Simply put, toleration without moral order is bound to result in the powerful raw emotions inherent to humans running the show. Many think that we live in a post-emotional world or a world of scientific rationalism. Those people are fools.
As James Madison noted in Federalist #10, “The latent causes of faction are thus sown in the nature of man.”
Faction is 1776 speak for political party, but political party is also just code for something else. It’s code for personality makeup and expression. If we assert that causes for passionately assembling into political parties are inherent in human nature, this only leads us to one conclusion. Our brain structure and emotions dictate what political party we will be in.
What this then means is that if something can manipulate your emotional state consistently, then it can potentially change your political party.
Now, what if I told you the emotions that are more likely to make you a self-aggrandizing anxious, depressed jackass are the ones that keep you staring at your screen all day? Now, what if I told you every single child in the modern West is staring at a phone, looking at social media, that is designed to do just that?
You might say, Houston, we’ve got a problem.
This moves to the final point about classical liberalism and wokeness. To put it simply, without moral order and agreed upon values that are not crossed, the ideas of toleration will be taken to an extreme, and if the ideas of toleration are driven by fear and envy, which social media heavily promotes, our culture’s center point will increasingly move to the left, and away from social order. Technology will continue to push us towards chaos if we allow the emotional manipulation of social media companies to dictate our lives.
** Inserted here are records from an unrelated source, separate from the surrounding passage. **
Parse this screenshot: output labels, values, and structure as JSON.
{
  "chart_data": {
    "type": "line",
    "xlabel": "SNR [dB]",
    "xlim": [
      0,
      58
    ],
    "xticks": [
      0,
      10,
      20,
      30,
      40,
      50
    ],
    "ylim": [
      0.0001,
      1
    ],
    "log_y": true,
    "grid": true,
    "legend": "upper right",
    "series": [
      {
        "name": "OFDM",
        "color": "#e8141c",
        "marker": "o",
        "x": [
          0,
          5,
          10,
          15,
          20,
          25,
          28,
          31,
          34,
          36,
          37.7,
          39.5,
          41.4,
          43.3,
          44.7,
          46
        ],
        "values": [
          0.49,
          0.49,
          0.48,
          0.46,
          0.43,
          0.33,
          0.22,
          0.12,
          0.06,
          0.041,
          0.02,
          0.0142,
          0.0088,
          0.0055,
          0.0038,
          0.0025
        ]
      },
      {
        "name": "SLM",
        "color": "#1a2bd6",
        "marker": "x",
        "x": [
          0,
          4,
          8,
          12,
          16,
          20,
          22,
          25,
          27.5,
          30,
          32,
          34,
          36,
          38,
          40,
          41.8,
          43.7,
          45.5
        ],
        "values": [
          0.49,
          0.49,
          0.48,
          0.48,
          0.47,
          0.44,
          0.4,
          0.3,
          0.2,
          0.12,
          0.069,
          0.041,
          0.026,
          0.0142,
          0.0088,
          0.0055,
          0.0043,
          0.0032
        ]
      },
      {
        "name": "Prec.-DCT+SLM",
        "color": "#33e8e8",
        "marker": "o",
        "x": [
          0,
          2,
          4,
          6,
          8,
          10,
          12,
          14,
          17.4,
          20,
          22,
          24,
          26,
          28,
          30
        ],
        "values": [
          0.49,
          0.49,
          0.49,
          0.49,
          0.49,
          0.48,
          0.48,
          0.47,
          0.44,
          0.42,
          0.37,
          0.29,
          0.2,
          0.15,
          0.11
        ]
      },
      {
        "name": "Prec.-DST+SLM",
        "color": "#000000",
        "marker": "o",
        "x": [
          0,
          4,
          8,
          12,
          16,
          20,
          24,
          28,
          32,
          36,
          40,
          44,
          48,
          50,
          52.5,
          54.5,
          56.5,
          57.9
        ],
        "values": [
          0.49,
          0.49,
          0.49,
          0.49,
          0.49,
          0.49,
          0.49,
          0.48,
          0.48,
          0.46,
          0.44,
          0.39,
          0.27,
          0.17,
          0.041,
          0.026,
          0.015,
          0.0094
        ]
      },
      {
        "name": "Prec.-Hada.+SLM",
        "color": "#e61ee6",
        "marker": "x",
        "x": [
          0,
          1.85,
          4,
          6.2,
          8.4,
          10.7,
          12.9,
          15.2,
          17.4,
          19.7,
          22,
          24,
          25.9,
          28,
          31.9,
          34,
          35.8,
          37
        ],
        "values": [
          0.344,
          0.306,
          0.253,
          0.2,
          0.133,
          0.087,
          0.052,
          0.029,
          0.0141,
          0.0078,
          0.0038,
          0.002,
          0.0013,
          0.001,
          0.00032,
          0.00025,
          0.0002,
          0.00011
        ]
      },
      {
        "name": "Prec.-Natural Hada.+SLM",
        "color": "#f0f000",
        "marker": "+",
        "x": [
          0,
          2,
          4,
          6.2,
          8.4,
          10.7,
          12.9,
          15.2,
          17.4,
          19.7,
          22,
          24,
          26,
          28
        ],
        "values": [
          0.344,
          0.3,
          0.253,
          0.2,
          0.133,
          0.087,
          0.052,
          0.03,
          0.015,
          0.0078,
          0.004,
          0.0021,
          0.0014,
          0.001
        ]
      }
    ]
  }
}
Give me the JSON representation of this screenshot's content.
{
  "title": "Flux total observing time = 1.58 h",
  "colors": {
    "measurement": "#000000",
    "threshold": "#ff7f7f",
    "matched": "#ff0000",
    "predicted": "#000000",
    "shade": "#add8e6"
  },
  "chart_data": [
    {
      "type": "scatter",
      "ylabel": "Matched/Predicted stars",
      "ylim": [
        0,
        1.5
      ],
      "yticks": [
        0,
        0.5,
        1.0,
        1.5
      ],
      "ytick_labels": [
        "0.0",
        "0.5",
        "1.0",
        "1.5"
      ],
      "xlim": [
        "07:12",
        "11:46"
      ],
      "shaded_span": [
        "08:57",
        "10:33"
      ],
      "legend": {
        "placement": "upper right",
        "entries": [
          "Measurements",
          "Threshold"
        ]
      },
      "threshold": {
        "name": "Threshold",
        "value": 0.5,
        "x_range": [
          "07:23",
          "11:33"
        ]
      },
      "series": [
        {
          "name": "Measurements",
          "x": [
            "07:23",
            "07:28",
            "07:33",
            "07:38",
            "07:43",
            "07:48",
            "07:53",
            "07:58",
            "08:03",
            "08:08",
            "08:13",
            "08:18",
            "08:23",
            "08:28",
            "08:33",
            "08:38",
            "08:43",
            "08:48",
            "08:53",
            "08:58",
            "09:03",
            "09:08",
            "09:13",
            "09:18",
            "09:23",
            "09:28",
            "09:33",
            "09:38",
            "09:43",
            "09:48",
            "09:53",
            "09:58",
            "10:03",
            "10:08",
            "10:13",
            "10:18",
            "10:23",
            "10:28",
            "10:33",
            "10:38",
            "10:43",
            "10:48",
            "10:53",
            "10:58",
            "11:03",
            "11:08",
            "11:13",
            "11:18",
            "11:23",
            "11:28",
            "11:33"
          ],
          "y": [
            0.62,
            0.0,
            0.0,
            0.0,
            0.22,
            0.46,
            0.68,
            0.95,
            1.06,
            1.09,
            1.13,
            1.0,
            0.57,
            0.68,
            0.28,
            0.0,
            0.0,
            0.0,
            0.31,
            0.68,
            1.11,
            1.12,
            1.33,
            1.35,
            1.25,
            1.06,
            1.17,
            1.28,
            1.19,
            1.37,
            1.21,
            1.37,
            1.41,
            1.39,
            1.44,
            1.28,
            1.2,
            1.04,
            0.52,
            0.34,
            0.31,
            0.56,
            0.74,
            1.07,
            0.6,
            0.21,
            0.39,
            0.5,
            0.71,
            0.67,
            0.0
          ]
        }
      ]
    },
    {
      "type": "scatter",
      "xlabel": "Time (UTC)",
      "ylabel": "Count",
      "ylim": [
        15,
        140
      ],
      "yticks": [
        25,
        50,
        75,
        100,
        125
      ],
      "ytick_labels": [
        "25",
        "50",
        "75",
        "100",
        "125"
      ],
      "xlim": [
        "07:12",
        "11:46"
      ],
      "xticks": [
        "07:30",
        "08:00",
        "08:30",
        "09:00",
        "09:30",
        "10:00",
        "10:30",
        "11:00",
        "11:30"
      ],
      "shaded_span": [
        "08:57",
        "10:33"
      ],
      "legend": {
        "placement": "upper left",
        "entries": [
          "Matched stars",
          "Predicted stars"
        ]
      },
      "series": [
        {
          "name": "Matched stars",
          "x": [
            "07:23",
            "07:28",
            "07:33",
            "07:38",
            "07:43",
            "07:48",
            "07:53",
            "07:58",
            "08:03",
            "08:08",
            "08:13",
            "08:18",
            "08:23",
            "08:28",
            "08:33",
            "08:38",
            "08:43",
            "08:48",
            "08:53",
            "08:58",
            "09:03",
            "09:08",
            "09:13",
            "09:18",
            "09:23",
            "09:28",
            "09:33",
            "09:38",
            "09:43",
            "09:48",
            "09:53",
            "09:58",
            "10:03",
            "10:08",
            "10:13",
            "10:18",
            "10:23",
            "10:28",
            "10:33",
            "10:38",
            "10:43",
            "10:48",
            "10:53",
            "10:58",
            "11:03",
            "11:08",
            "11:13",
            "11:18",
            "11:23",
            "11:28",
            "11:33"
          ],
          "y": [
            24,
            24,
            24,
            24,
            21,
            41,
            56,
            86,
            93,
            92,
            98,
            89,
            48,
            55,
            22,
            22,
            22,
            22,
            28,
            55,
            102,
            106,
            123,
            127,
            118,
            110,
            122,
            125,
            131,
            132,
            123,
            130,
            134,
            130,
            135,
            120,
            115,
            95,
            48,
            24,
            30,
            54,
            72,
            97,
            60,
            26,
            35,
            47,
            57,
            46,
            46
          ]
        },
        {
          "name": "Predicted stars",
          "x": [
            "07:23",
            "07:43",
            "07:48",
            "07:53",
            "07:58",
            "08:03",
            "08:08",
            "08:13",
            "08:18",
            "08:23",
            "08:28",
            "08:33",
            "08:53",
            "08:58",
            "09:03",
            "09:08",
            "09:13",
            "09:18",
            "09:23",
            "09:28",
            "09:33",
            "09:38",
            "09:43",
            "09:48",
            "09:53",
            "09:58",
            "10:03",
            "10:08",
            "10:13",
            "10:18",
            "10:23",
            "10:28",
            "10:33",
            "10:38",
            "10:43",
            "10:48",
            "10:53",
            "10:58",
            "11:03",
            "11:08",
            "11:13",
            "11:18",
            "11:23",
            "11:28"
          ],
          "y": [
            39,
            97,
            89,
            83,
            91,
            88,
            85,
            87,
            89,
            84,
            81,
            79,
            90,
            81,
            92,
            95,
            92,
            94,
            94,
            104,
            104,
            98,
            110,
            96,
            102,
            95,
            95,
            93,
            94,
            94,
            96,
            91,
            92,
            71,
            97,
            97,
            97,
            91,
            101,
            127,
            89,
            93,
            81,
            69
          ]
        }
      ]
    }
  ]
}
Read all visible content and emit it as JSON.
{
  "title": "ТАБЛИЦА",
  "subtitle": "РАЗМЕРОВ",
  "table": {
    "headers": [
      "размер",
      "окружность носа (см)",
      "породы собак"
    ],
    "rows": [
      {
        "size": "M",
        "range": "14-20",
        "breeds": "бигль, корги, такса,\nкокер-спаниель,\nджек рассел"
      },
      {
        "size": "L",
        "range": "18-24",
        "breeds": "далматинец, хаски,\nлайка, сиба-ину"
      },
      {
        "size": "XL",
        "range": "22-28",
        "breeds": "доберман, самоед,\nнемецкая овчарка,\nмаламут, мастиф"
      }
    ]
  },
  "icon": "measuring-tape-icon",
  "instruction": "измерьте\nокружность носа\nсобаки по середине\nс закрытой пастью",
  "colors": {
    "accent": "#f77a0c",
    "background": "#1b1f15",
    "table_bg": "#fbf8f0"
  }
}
If only there were a solution to this.
In the words of the great and celebrated Montesquieu:
Religion is always the best guarantee one can have of the morals of men.
Humbly and sincerely to my friends and enemies,
Musket out.
I enjoy this writer's solid, clear thinking.
Good article. Thank you.
Two of our founders, John Adams and James Madison made it clear that our form of government, "classical liberalism," if you will, is only suitable for a virtuous people.
I believe that they were correct. Envy and hatred are not virtues.
It is not my purview to define virtue, but today virtue is not a fashionable topic, and too many of us are driven by fashion.